EY offers a hospital-grade pump to its working moms and to the spouses or partners of new fathers who work at the firm. Moms on the payroll can use the pumps in the private nursing rooms that are available in each EY US office.

Lactation consultants

Breastfeeding can be tricky to navigate without help from an expert. American Express and Abbott are just a few of the many companies that now offer lactation-consulting services to breastfeeding moms.
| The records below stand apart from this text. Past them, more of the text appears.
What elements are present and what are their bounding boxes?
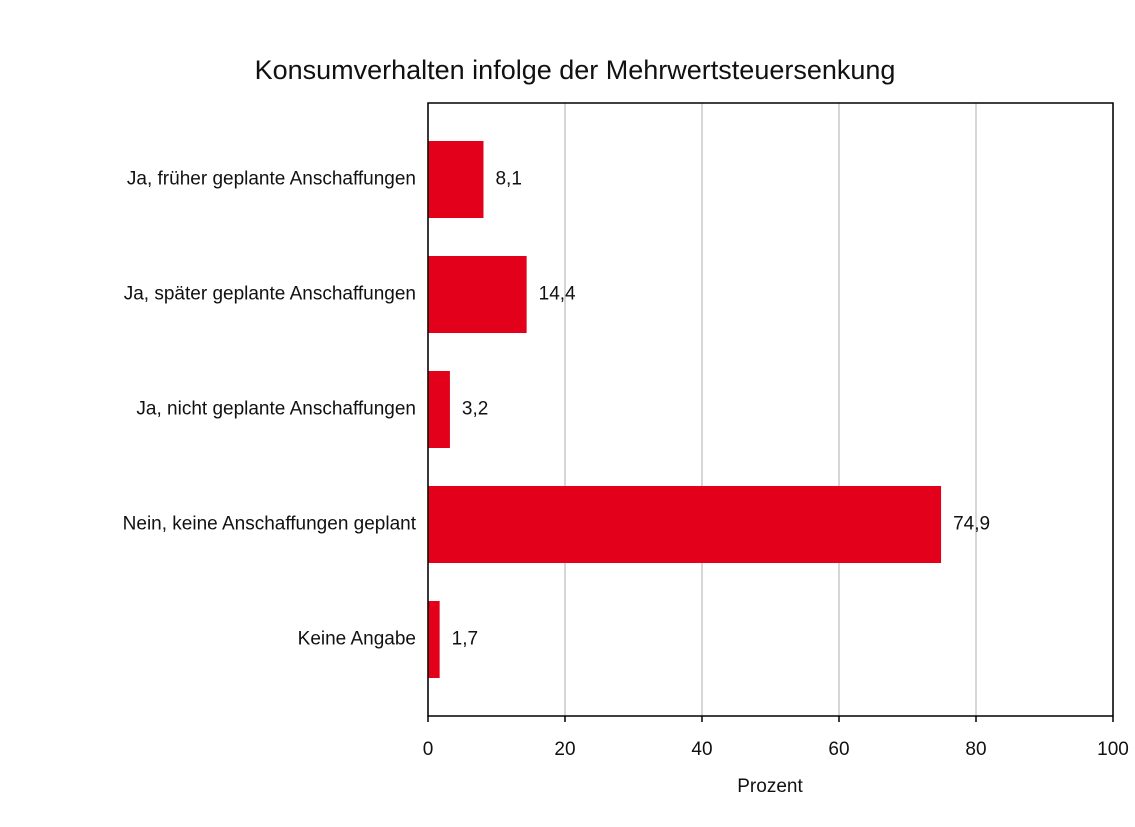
value-label: 14,4 bbox=[539, 284, 576, 305]
x-axis-label: Prozent bbox=[737, 776, 803, 797]
chart-title: Konsumverhalten infolge der Mehrwertsteu… bbox=[255, 55, 896, 85]
value-label: 74,9 bbox=[953, 514, 990, 535]
value-label: 3,2 bbox=[462, 399, 488, 420]
bar bbox=[428, 371, 450, 448]
x-tick-label: 80 bbox=[965, 739, 986, 760]
x-tick-label: 20 bbox=[554, 739, 575, 760]
x-tick-label: 40 bbox=[691, 739, 712, 760]
bar bbox=[428, 601, 440, 678]
x-tick-label: 0 bbox=[423, 739, 434, 760]
y-tick-label: Nein, keine Anschaffungen geplant bbox=[123, 514, 417, 535]
y-tick-label: Ja, später geplante Anschaffungen bbox=[124, 284, 416, 305]
bar bbox=[428, 141, 484, 218]
y-tick-label: Ja, früher geplante Anschaffungen bbox=[127, 169, 416, 190]
x-tick-label: 100 bbox=[1097, 739, 1129, 760]
value-label: 1,7 bbox=[452, 629, 478, 650]
bar bbox=[428, 256, 527, 333]
y-tick-label: Ja, nicht geplante Anschaffungen bbox=[136, 399, 416, 420]
y-tick-label: Keine Angabe bbox=[298, 629, 416, 650]
plot-frame bbox=[427, 102, 1114, 717]
value-label: 8,1 bbox=[495, 169, 521, 190]
bar bbox=[428, 486, 942, 563]
x-tick-label: 60 bbox=[828, 739, 849, 760]
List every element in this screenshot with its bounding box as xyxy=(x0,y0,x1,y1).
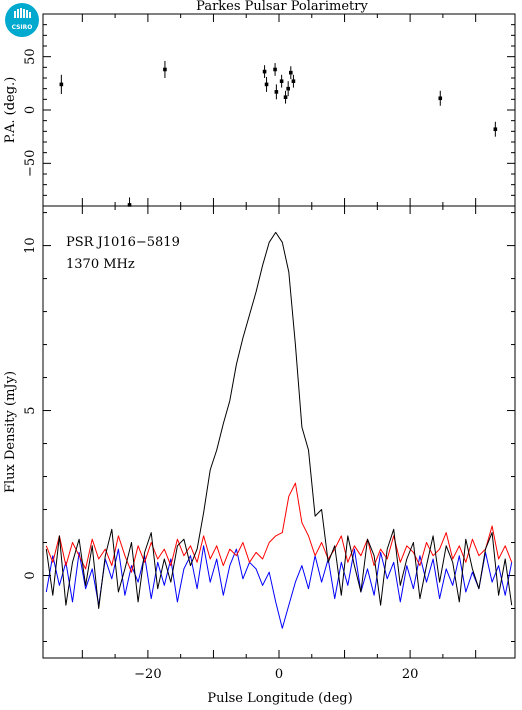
flux-panel-frame xyxy=(42,205,516,659)
pa-ytick-label: 50 xyxy=(23,48,38,65)
pa-point xyxy=(438,96,443,101)
pulsar-name-label: PSR J1016−5819 xyxy=(66,235,180,250)
flux-axes: 0 5 10 −20 0 20 xyxy=(23,206,515,682)
pa-point xyxy=(286,86,290,91)
frequency-label: 1370 MHz xyxy=(66,257,135,272)
pa-point xyxy=(291,79,296,83)
pa-point xyxy=(262,69,267,74)
csiro-logo-text: CSIRO xyxy=(12,24,33,31)
flux-ytick-label: 0 xyxy=(23,571,38,579)
flux-ytick-label: 10 xyxy=(23,237,38,254)
flux-xtick-label: 0 xyxy=(275,667,283,682)
pa-point xyxy=(264,82,269,87)
csiro-logo-bars xyxy=(14,8,31,18)
pa-panel-frame xyxy=(42,13,516,207)
pa-point xyxy=(493,127,498,131)
csiro-logo: CSIRO xyxy=(5,3,39,37)
x-axis-label: Pulse Longitude (deg) xyxy=(207,691,352,706)
flux-axis-label: Flux Density (mJy) xyxy=(3,371,18,493)
pa-point xyxy=(127,203,132,207)
pa-ytick-label: 0 xyxy=(23,106,38,114)
flux-xtick-label: 20 xyxy=(402,667,419,682)
pa-axis-label: P.A. (deg.) xyxy=(3,77,18,144)
flux-series-total xyxy=(45,231,513,609)
flux-ytick-label: 5 xyxy=(23,406,38,414)
pa-point xyxy=(279,79,284,83)
flux-series-linear xyxy=(45,482,513,573)
pa-ytick-label: −50 xyxy=(23,150,38,177)
flux-xtick-label: −20 xyxy=(134,667,161,682)
pa-point xyxy=(59,82,64,87)
pa-axes: −50 0 50 xyxy=(23,14,515,206)
csiro-logo-circle xyxy=(5,3,39,37)
pa-point xyxy=(163,67,167,72)
pa-point xyxy=(289,70,293,75)
pa-point xyxy=(283,95,288,99)
figure-title: Parkes Pulsar Polarimetry xyxy=(196,0,368,14)
pa-point xyxy=(274,90,279,94)
pa-points xyxy=(59,60,498,207)
flux-series-circular xyxy=(45,545,513,629)
flux-lines xyxy=(45,231,513,629)
pa-point xyxy=(273,67,277,72)
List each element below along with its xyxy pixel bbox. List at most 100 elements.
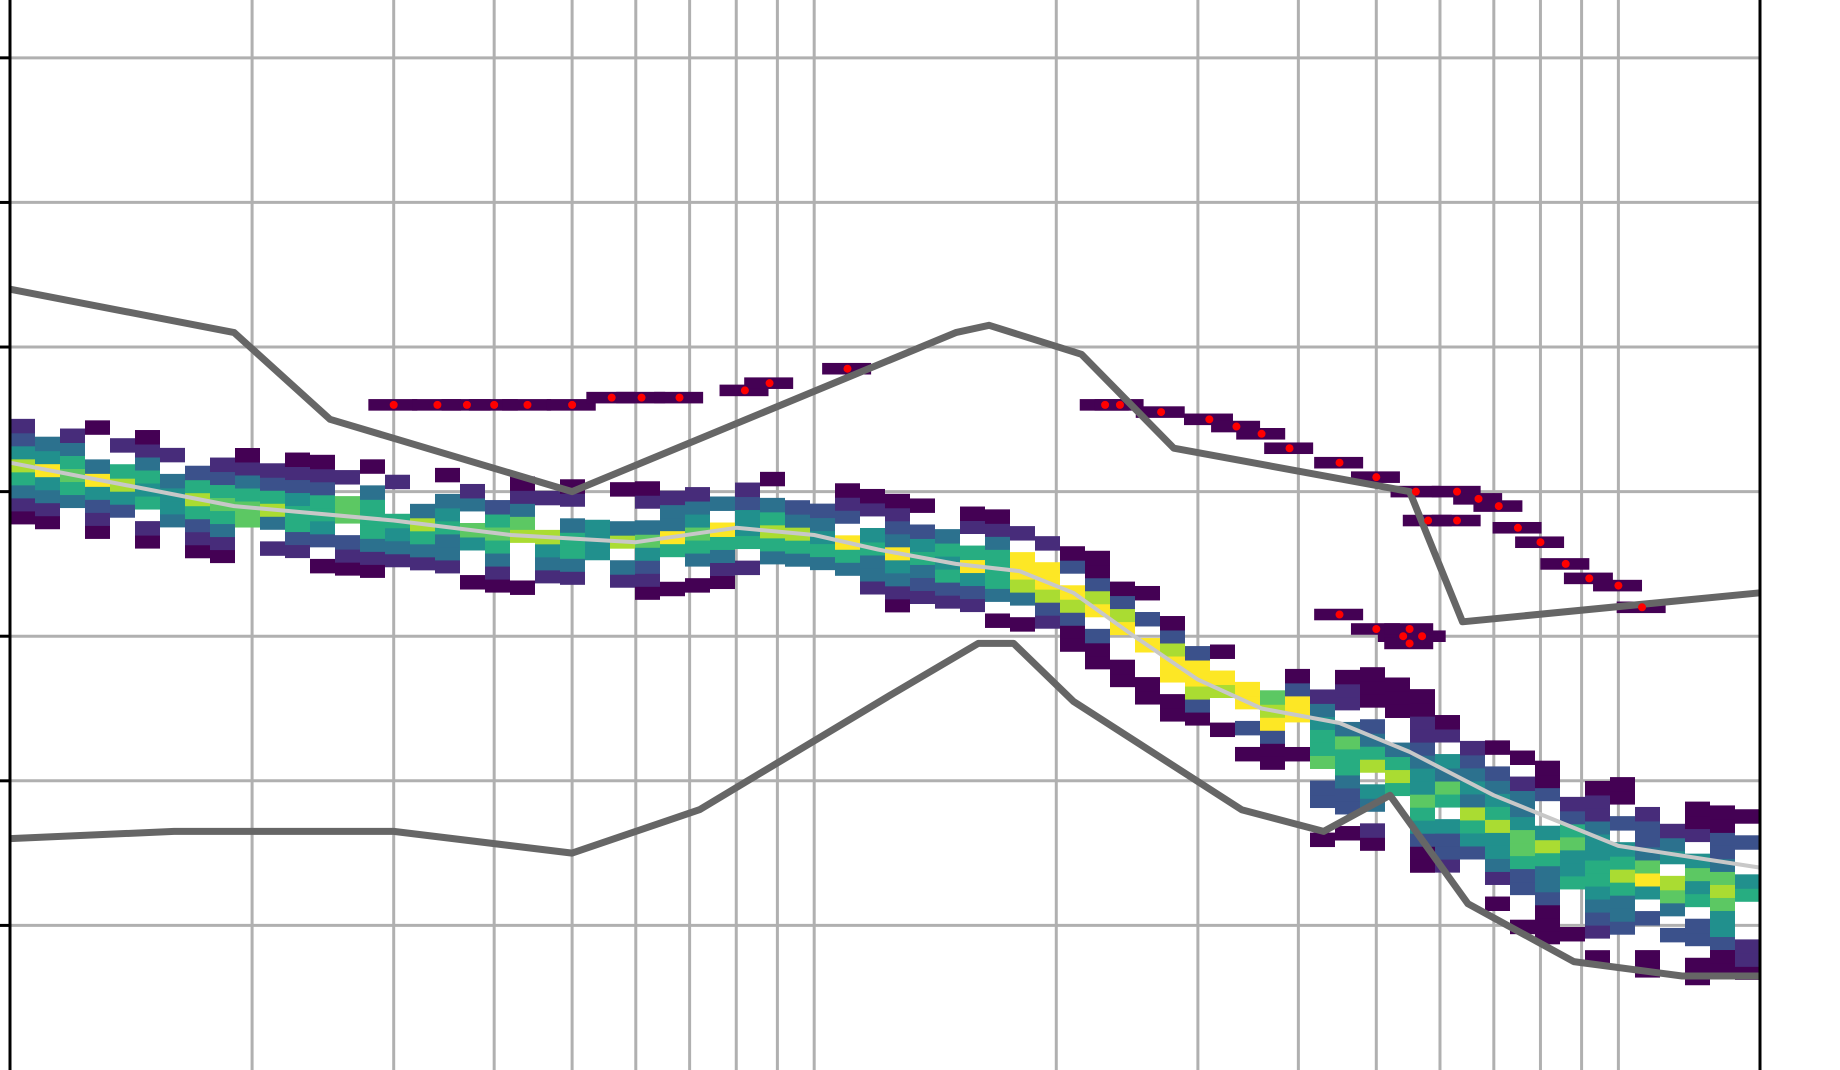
heatmap-cell xyxy=(1610,868,1635,883)
heatmap-cell xyxy=(535,542,560,558)
heatmap-cell xyxy=(1735,874,1760,889)
heatmap-cell xyxy=(910,589,935,605)
red-marker xyxy=(843,364,852,373)
heatmap-cell xyxy=(785,552,810,567)
heatmap-cell xyxy=(1160,616,1185,631)
heatmap-cell xyxy=(1410,689,1435,704)
heatmap-cell xyxy=(1535,773,1560,789)
heatmap-cell xyxy=(785,513,810,528)
heatmap-cell xyxy=(835,496,860,511)
heatmap-cell xyxy=(685,578,710,593)
heatmap-cell xyxy=(510,515,535,530)
heatmap-cell xyxy=(1185,659,1210,674)
heatmap-cell xyxy=(1610,881,1635,896)
heatmap-cell xyxy=(1210,722,1235,738)
heatmap-cell xyxy=(1460,779,1485,795)
heatmap-cell xyxy=(1585,872,1610,887)
heatmap-cell xyxy=(1585,898,1610,913)
heatmap-cell xyxy=(1385,677,1410,692)
heatmap-cell xyxy=(960,545,985,561)
heatmap-cell xyxy=(335,548,360,563)
heatmap-cell xyxy=(1335,747,1360,763)
heatmap-cell xyxy=(1335,760,1360,776)
heatmap-cell xyxy=(685,487,710,502)
heatmap-cell xyxy=(1360,836,1385,851)
heatmap-cell xyxy=(1535,877,1560,893)
heatmap-cell xyxy=(1585,807,1610,822)
heatmap-cell xyxy=(360,485,385,500)
heatmap-cell xyxy=(710,561,735,577)
heatmap-cell xyxy=(760,497,785,513)
heatmap-cell xyxy=(460,483,485,499)
heatmap-cell xyxy=(1160,707,1185,722)
marker-layer xyxy=(389,364,1647,648)
heatmap-cell xyxy=(285,543,310,559)
heatmap-cell xyxy=(135,456,160,471)
red-marker xyxy=(568,400,577,409)
heatmap-cell xyxy=(1185,646,1210,661)
heatmap-cell xyxy=(60,428,85,443)
heatmap-cell xyxy=(635,481,660,496)
heatmap-cell xyxy=(1585,859,1610,874)
heatmap-cell xyxy=(310,558,335,574)
heatmap-cell xyxy=(885,506,910,522)
heatmap-cell xyxy=(1135,585,1160,601)
heatmap-cell xyxy=(460,575,485,590)
heatmap-cell xyxy=(260,476,285,491)
heatmap-cell xyxy=(585,545,610,561)
heatmap-cell xyxy=(985,509,1010,524)
heatmap-cell xyxy=(1710,909,1735,924)
heatmap-cell xyxy=(1710,844,1735,859)
heatmap-cell xyxy=(810,555,835,571)
heatmap-cell xyxy=(910,576,935,591)
heatmap-cell xyxy=(335,496,360,511)
heatmap-cell xyxy=(60,454,85,470)
heatmap-cell xyxy=(535,555,560,571)
heatmap-cell xyxy=(1535,851,1560,867)
red-marker xyxy=(1232,422,1241,431)
heatmap-cell xyxy=(435,545,460,561)
red-marker xyxy=(1405,639,1414,648)
red-marker xyxy=(1474,494,1483,503)
heatmap-cell xyxy=(1485,818,1510,833)
red-marker xyxy=(1536,538,1545,547)
heatmap-cell xyxy=(1685,827,1710,843)
heatmap-cell xyxy=(910,524,935,539)
red-marker xyxy=(1335,610,1344,619)
red-marker xyxy=(462,400,471,409)
heatmap-cell xyxy=(360,498,385,513)
heatmap-cell xyxy=(485,552,510,567)
heatmap-cell xyxy=(235,487,260,502)
heatmap-cell xyxy=(35,514,60,530)
heatmap-cell xyxy=(85,524,110,539)
heatmap-cell xyxy=(860,527,885,543)
heatmap-cell xyxy=(1360,784,1385,799)
heatmap-cell xyxy=(1060,598,1085,613)
heatmap-cell xyxy=(285,452,310,467)
heatmap-cell xyxy=(1260,716,1285,731)
heatmap-cell xyxy=(1035,614,1060,629)
heatmap-cell xyxy=(1185,711,1210,726)
heatmap-cell xyxy=(185,465,210,481)
heatmap-cell xyxy=(1535,825,1560,841)
heatmap-cell xyxy=(1435,767,1460,782)
heatmap-cell xyxy=(610,482,635,497)
heatmap-cell xyxy=(285,478,310,494)
heatmap-cell xyxy=(1585,924,1610,939)
heatmap-cell xyxy=(1360,719,1385,734)
red-marker xyxy=(1638,603,1647,612)
heatmap-cell xyxy=(1585,846,1610,861)
heatmap-cell xyxy=(735,495,760,511)
heatmap-cell xyxy=(1560,927,1585,942)
red-marker xyxy=(607,393,616,402)
heatmap-cell xyxy=(210,535,235,551)
heatmap-cell xyxy=(360,563,385,578)
heatmap-cell xyxy=(185,478,210,494)
heatmap-cell xyxy=(1510,854,1535,870)
heatmap-cell xyxy=(960,519,985,535)
heatmap-cell xyxy=(735,534,760,550)
heatmap-cell xyxy=(1310,702,1335,717)
heatmap-cell xyxy=(10,418,35,434)
heatmap-cell xyxy=(1285,694,1310,710)
heatmap-cell xyxy=(760,510,785,526)
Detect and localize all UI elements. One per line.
Care for children with special needs

Johnson & Johnson provides financial coverage for speech, occupational, and physical therapy for the special-needs children of parents who work for the company in the US.

Fertility treatments

Many US companies now reimburse full or partial fertility treatment for couples in their firms as part of their regular health benefit package. FertilityIQ, an information platform that reviews fertility clinics and doctors, published an analysis of benefits at 250 large or high-profile employers for couples who need medical help to have children. Some examples: Facebook and Salesforce offer benefits worth over $100,000 per employee, and Pinterest, Slack, Wayfair, Snapchat, Uber, and Foursquare offer smaller fertility assistance benefits. Two major consulting firms, Bain & Company, and Boston Consulting Group, offer unlimited coverage for fertility treatment.

Family coaching

EY’s Career and Family Transitions Coaching program supports new parents through individual and group sessions. Coaches help parents set realistic goals and expectations before, during, and after parental leave. Deloitte, KPMG, Proskauer Rose, and others professional-services firms provide coaching programs as a tool to retain working parents.

Scholarships

Wells Fargo offers scholarships of $1,000 to $3,000 to children of employees to help pay for high school or college. While many companies offer tuition assistance for employees, subsidizing education for employees’ kids is far less common.

Summer camp

SAS, an analytics company, offers on-site summer camp for school-age children at the company’s North Carolina headquarters.